The following quantification approach shows the method used to calculate the evaporation from all storages. Only the component for Lake Samsonvale (North Pine Dam), Lake Somerset and Lake Wivenhoe is relevant to this line item.
The Priestly and Taylor method to estimate potential evaporation (as calculated by the WaterDyn model [Raupach 2008]) was used to estimate evaporation from the surface water store. Monthly potential, open water evaporation data produced by the Bureau of Meteorology were used, based on daily gridded climate data that are available on a 0.05 degree (5 km) national grid.
Potential evaporation is an estimate of the evaporative demand of the environment. The daily gridded climate datasets used to produce this estimate are generated by the Bureau of Meteorology and include downward solar irradiance, and maximum and minimum air temperature. The methods used to generate these gridded datasets are outlined in Jones et al. (2007).
The evaporation at each waterbody was estimated from the proportionally weighted average of grid points that intersected each water feature. The volume was then estimated using the monthly average surface area of each waterbody.
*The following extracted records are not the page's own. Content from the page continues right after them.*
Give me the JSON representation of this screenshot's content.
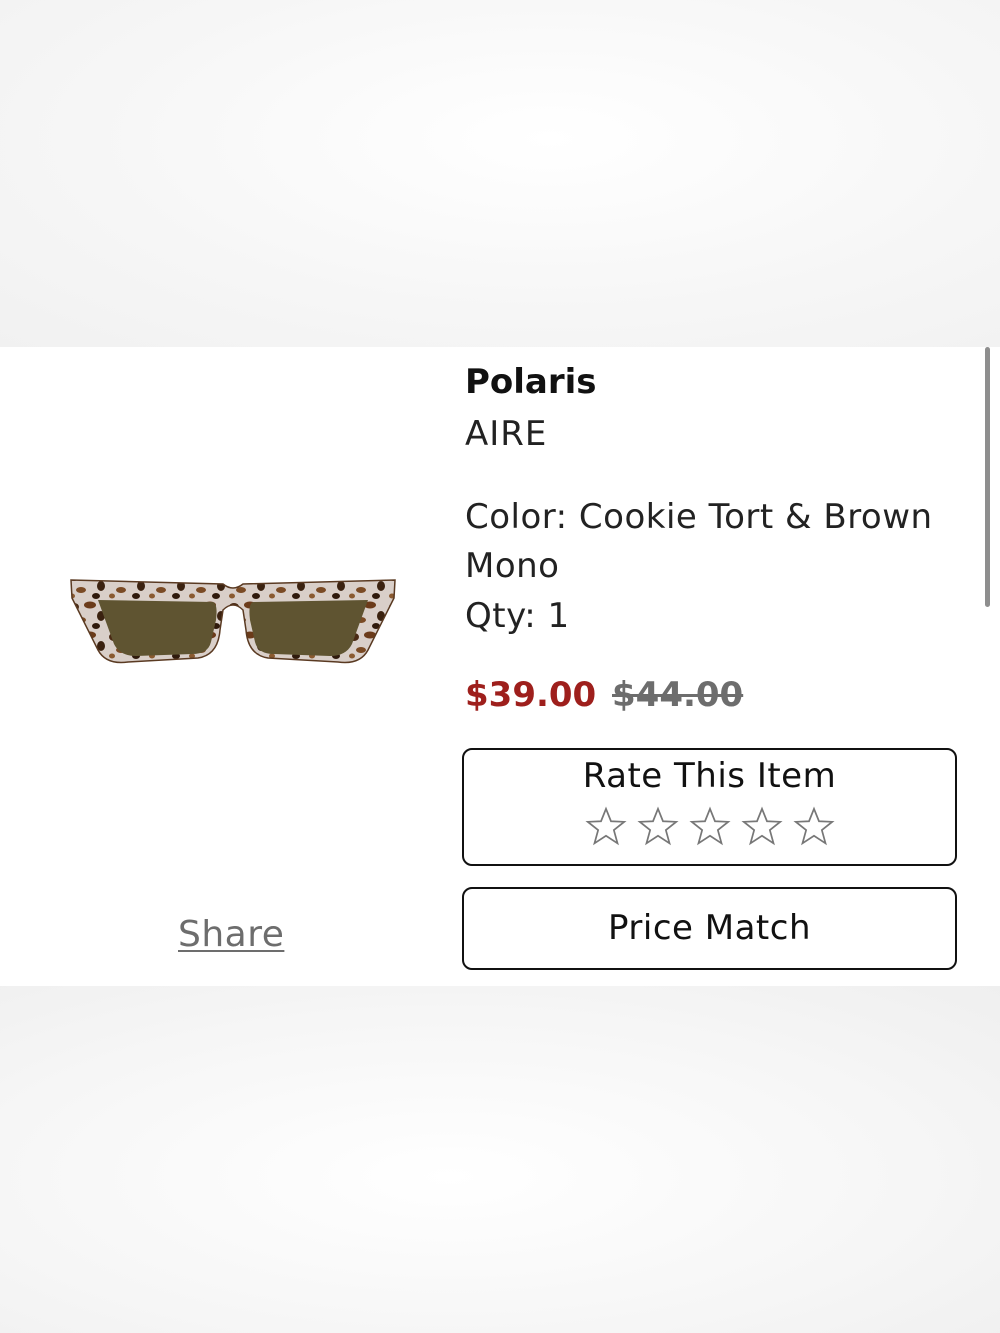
{
  "product": {
    "brand": "Polaris",
    "name": "AIRE",
    "color_text": "Color: Cookie Tort & Brown Mono",
    "qty_text": "Qty: 1",
    "image_icon": "sunglasses-image"
  },
  "pricing": {
    "sale_price": "$39.00",
    "original_price": "$44.00",
    "sale_color": "#9e1f1c",
    "original_color": "#6d6d6d"
  },
  "rating": {
    "title": "Rate This Item",
    "star_count": 5,
    "current_rating": 0,
    "star_icon": "star-outline-icon"
  },
  "actions": {
    "price_match_label": "Price Match",
    "share_label": "Share"
  }
}
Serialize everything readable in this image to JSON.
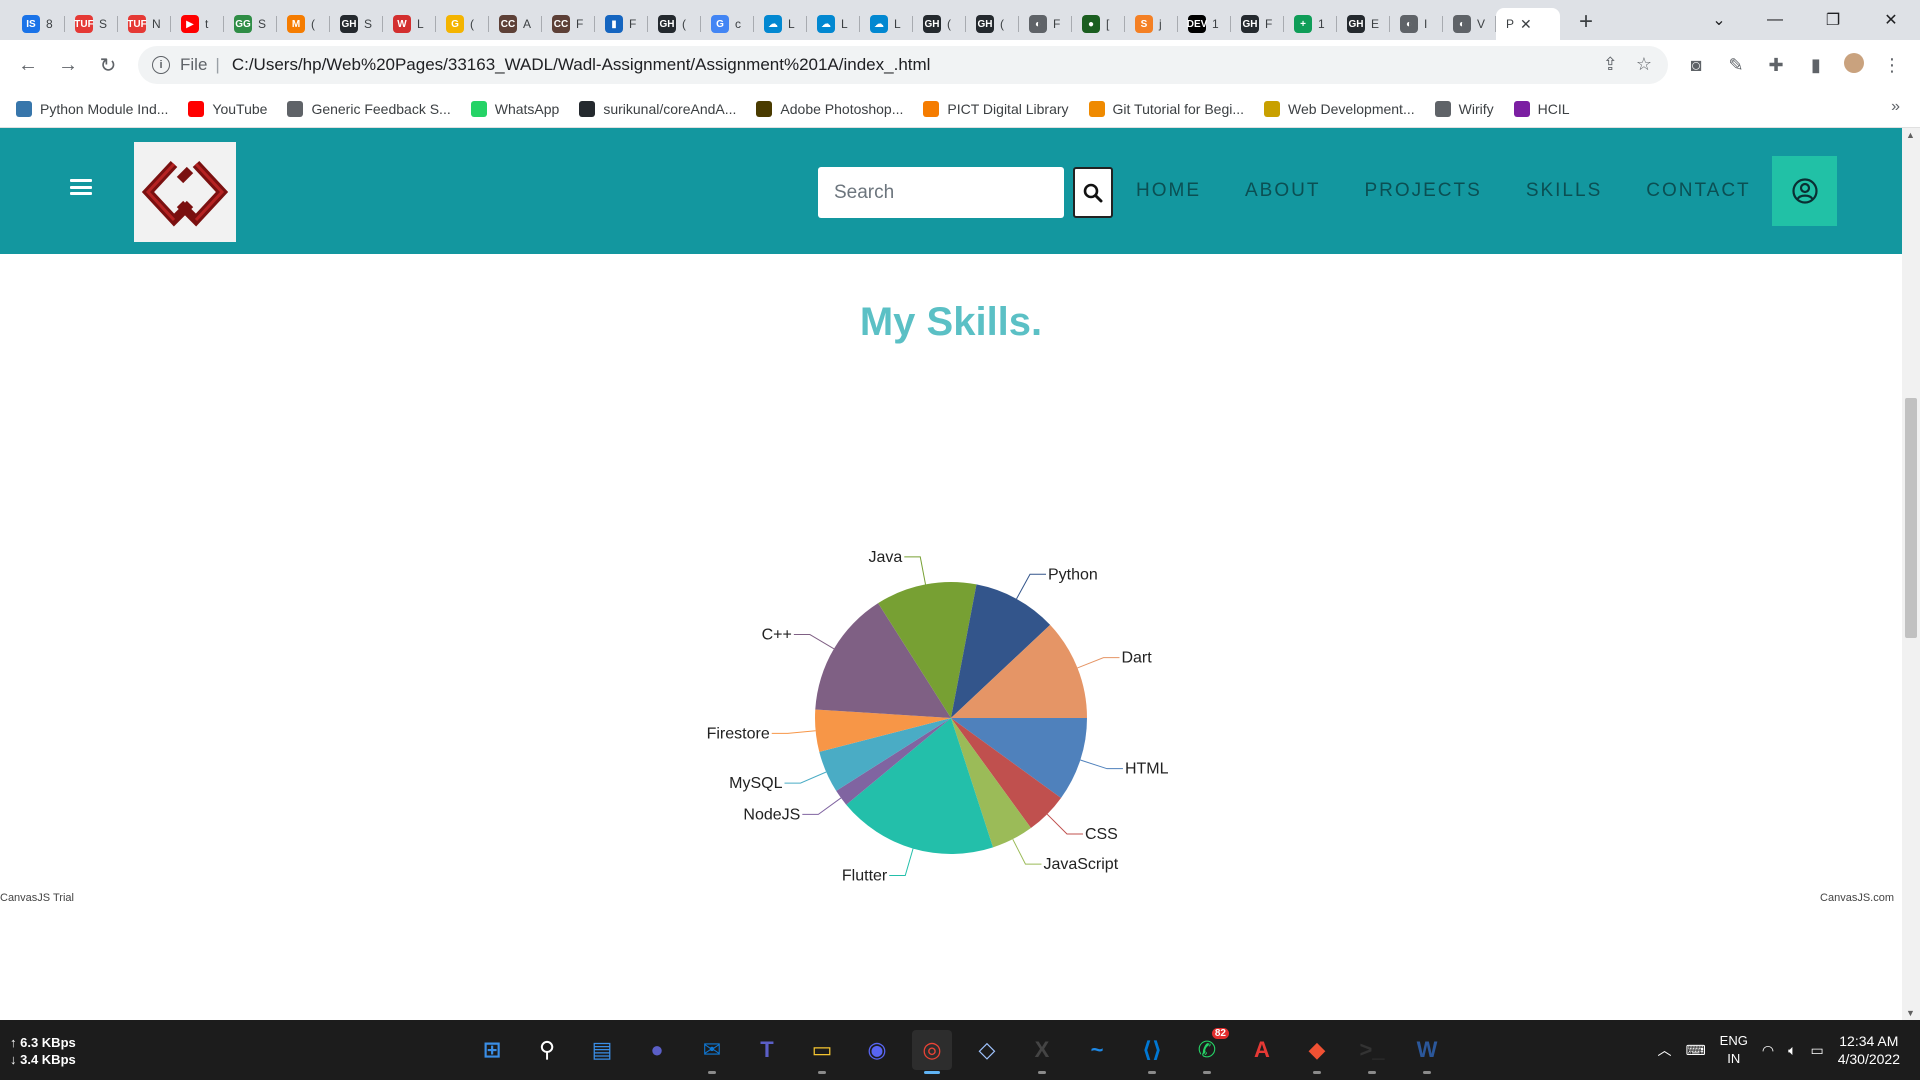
{
  "browser": {
    "tabs": [
      {
        "favicon": "IS",
        "initial": "8",
        "color": "#1a73e8"
      },
      {
        "favicon": "TUF",
        "initial": "S",
        "color": "#e53935"
      },
      {
        "favicon": "TUF",
        "initial": "N",
        "color": "#e53935"
      },
      {
        "favicon": "▶",
        "initial": "t",
        "color": "#ff0000"
      },
      {
        "favicon": "GG",
        "initial": "S",
        "color": "#2f8d46"
      },
      {
        "favicon": "M",
        "initial": "(",
        "color": "#f57c00"
      },
      {
        "favicon": "GH",
        "initial": "S",
        "color": "#24292e"
      },
      {
        "favicon": "W",
        "initial": "L",
        "color": "#d32f2f"
      },
      {
        "favicon": "G",
        "initial": "(",
        "color": "#f4b400"
      },
      {
        "favicon": "CC",
        "initial": "A",
        "color": "#5d4037"
      },
      {
        "favicon": "CC",
        "initial": "F",
        "color": "#5d4037"
      },
      {
        "favicon": "▮",
        "initial": "F",
        "color": "#1565c0"
      },
      {
        "favicon": "GH",
        "initial": "(",
        "color": "#24292e"
      },
      {
        "favicon": "G",
        "initial": "c",
        "color": "#4285f4"
      },
      {
        "favicon": "☁",
        "initial": "L",
        "color": "#0288d1"
      },
      {
        "favicon": "☁",
        "initial": "L",
        "color": "#0288d1"
      },
      {
        "favicon": "☁",
        "initial": "L",
        "color": "#0288d1"
      },
      {
        "favicon": "GH",
        "initial": "(",
        "color": "#24292e"
      },
      {
        "favicon": "GH",
        "initial": "(",
        "color": "#24292e"
      },
      {
        "favicon": "◐",
        "initial": "F",
        "color": "#5f6368"
      },
      {
        "favicon": "●",
        "initial": "[",
        "color": "#1b5e20"
      },
      {
        "favicon": "S",
        "initial": "j",
        "color": "#f48024"
      },
      {
        "favicon": "DEV",
        "initial": "1",
        "color": "#000000"
      },
      {
        "favicon": "GH",
        "initial": "F",
        "color": "#24292e"
      },
      {
        "favicon": "+",
        "initial": "1",
        "color": "#0f9d58"
      },
      {
        "favicon": "GH",
        "initial": "E",
        "color": "#24292e"
      },
      {
        "favicon": "◐",
        "initial": "I",
        "color": "#5f6368"
      },
      {
        "favicon": "◐",
        "initial": "V",
        "color": "#5f6368"
      }
    ],
    "active_tab_initial": "P",
    "url_prefix": "File",
    "url": "C:/Users/hp/Web%20Pages/33163_WADL/Wadl-Assignment/Assignment%201A/index_.html",
    "bookmarks": [
      {
        "label": "Python Module Ind...",
        "color": "#3776ab"
      },
      {
        "label": "YouTube",
        "color": "#ff0000"
      },
      {
        "label": "Generic Feedback S...",
        "color": "#5f6368"
      },
      {
        "label": "WhatsApp",
        "color": "#25d366"
      },
      {
        "label": "surikunal/coreAndA...",
        "color": "#24292e"
      },
      {
        "label": "Adobe Photoshop...",
        "color": "#4a3b00"
      },
      {
        "label": "PICT Digital Library",
        "color": "#f57c00"
      },
      {
        "label": "Git Tutorial for Begi...",
        "color": "#ef8a00"
      },
      {
        "label": "Web Development...",
        "color": "#c8a000"
      },
      {
        "label": "Wirify",
        "color": "#5f6368"
      },
      {
        "label": "HCIL",
        "color": "#7b1fa2"
      }
    ]
  },
  "site": {
    "search_placeholder": "Search",
    "nav": [
      "HOME",
      "ABOUT",
      "PROJECTS",
      "SKILLS",
      "CONTACT"
    ],
    "section_title": "My Skills.",
    "trial_label": "CanvasJS Trial",
    "credit_label": "CanvasJS.com"
  },
  "chart_data": {
    "type": "pie",
    "title": "",
    "slices": [
      {
        "label": "HTML",
        "value": 10,
        "color": "#4f81bc"
      },
      {
        "label": "CSS",
        "value": 5,
        "color": "#c0504e"
      },
      {
        "label": "JavaScript",
        "value": 5,
        "color": "#9bbb58"
      },
      {
        "label": "Flutter",
        "value": 19,
        "color": "#23bfaa"
      },
      {
        "label": "NodeJS",
        "value": 2,
        "color": "#8064a1"
      },
      {
        "label": "MySQL",
        "value": 5,
        "color": "#4aacc5"
      },
      {
        "label": "Firestore",
        "value": 5,
        "color": "#f79647"
      },
      {
        "label": "C++",
        "value": 15,
        "color": "#7f6084"
      },
      {
        "label": "Java",
        "value": 12,
        "color": "#77a033"
      },
      {
        "label": "Python",
        "value": 10,
        "color": "#33558b"
      },
      {
        "label": "Dart",
        "value": 12,
        "color": "#e59566"
      }
    ],
    "legend_position": "bottom"
  },
  "taskbar": {
    "net_up": "↑ 6.3 KBps",
    "net_down": "↓ 3.4 KBps",
    "apps": [
      {
        "name": "windows-start",
        "glyph": "⊞",
        "color": "#3a8ee6"
      },
      {
        "name": "search",
        "glyph": "⚲",
        "color": "#ffffff"
      },
      {
        "name": "widgets",
        "glyph": "▤",
        "color": "#3a8ee6"
      },
      {
        "name": "meet",
        "glyph": "●",
        "color": "#5b5fc7"
      },
      {
        "name": "mail",
        "glyph": "✉",
        "color": "#0f78d4"
      },
      {
        "name": "teams",
        "glyph": "T",
        "color": "#5b5fc7"
      },
      {
        "name": "file-explorer",
        "glyph": "▭",
        "color": "#f4c430"
      },
      {
        "name": "discord",
        "glyph": "◉",
        "color": "#5865f2"
      },
      {
        "name": "chrome",
        "glyph": "◎",
        "color": "#ea4335"
      },
      {
        "name": "3d-viewer",
        "glyph": "◇",
        "color": "#a0c4ff"
      },
      {
        "name": "mplab-x-ide",
        "glyph": "X",
        "color": "#444"
      },
      {
        "name": "whiteboard",
        "glyph": "~",
        "color": "#1e88e5"
      },
      {
        "name": "vscode",
        "glyph": "⟨⟩",
        "color": "#0078d4"
      },
      {
        "name": "whatsapp",
        "glyph": "✆",
        "color": "#25d366",
        "badge": "82"
      },
      {
        "name": "acrobat",
        "glyph": "A",
        "color": "#e53935"
      },
      {
        "name": "git",
        "glyph": "◆",
        "color": "#f05133"
      },
      {
        "name": "terminal",
        "glyph": ">_",
        "color": "#333"
      },
      {
        "name": "word",
        "glyph": "W",
        "color": "#2b579a"
      }
    ],
    "lang_top": "ENG",
    "lang_bottom": "IN",
    "time": "12:34 AM",
    "date": "4/30/2022"
  }
}
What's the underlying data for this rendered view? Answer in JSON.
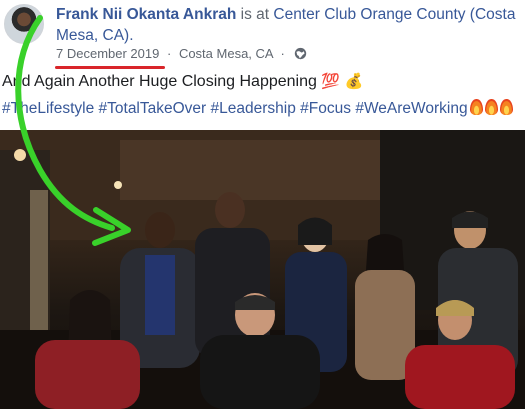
{
  "post": {
    "author": "Frank Nii Okanta Ankrah",
    "verb": "is at",
    "location": "Center Club Orange County (Costa Mesa, CA).",
    "date": "7 December 2019",
    "separator": "·",
    "place": "Costa Mesa, CA",
    "text": "And Again Another Huge Closing Happening",
    "emoji_1": "💯",
    "emoji_2": "💰",
    "hashtags": [
      "#TheLifestyle",
      "#TotalTakeOver",
      "#Leadership",
      "#Focus",
      "#WeAreWorking"
    ]
  },
  "icons": {
    "privacy": "globe-icon",
    "flame": "fire-icon"
  },
  "colors": {
    "link": "#385898",
    "secondary_text": "#606770",
    "annotation_arrow": "#39d12a",
    "annotation_underline": "#d9252a"
  }
}
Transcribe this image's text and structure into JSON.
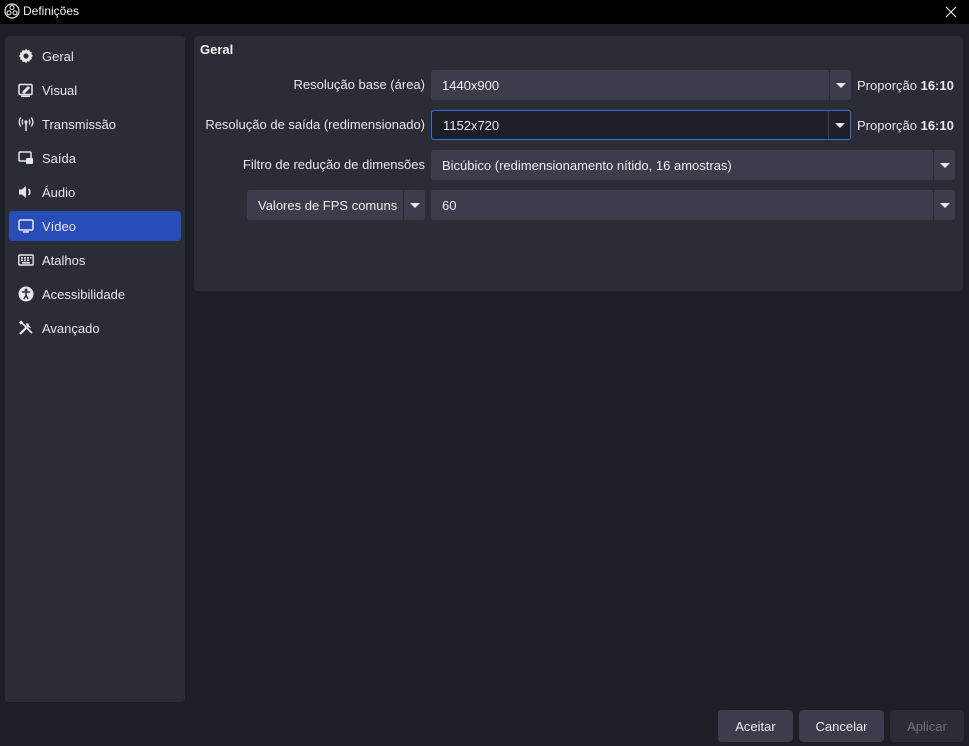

The surface area varied dynamically with changing water storage level for water storages where the relationship between storage level and surface area had been derived.
Assumptions, Limitations, Caveats and Approximations
The Priestly and Taylor potential evaporation estimates are subject to approximations associated with interpolating the observation point input data to a national grid as described in Jones et al. (2007).
The dynamic storage surface areas calculated from the levels and storage rating tables represent a monthly average and therefore will not capture changes that occur on a shorter timescale.
The uncertainty estimate was not quantified.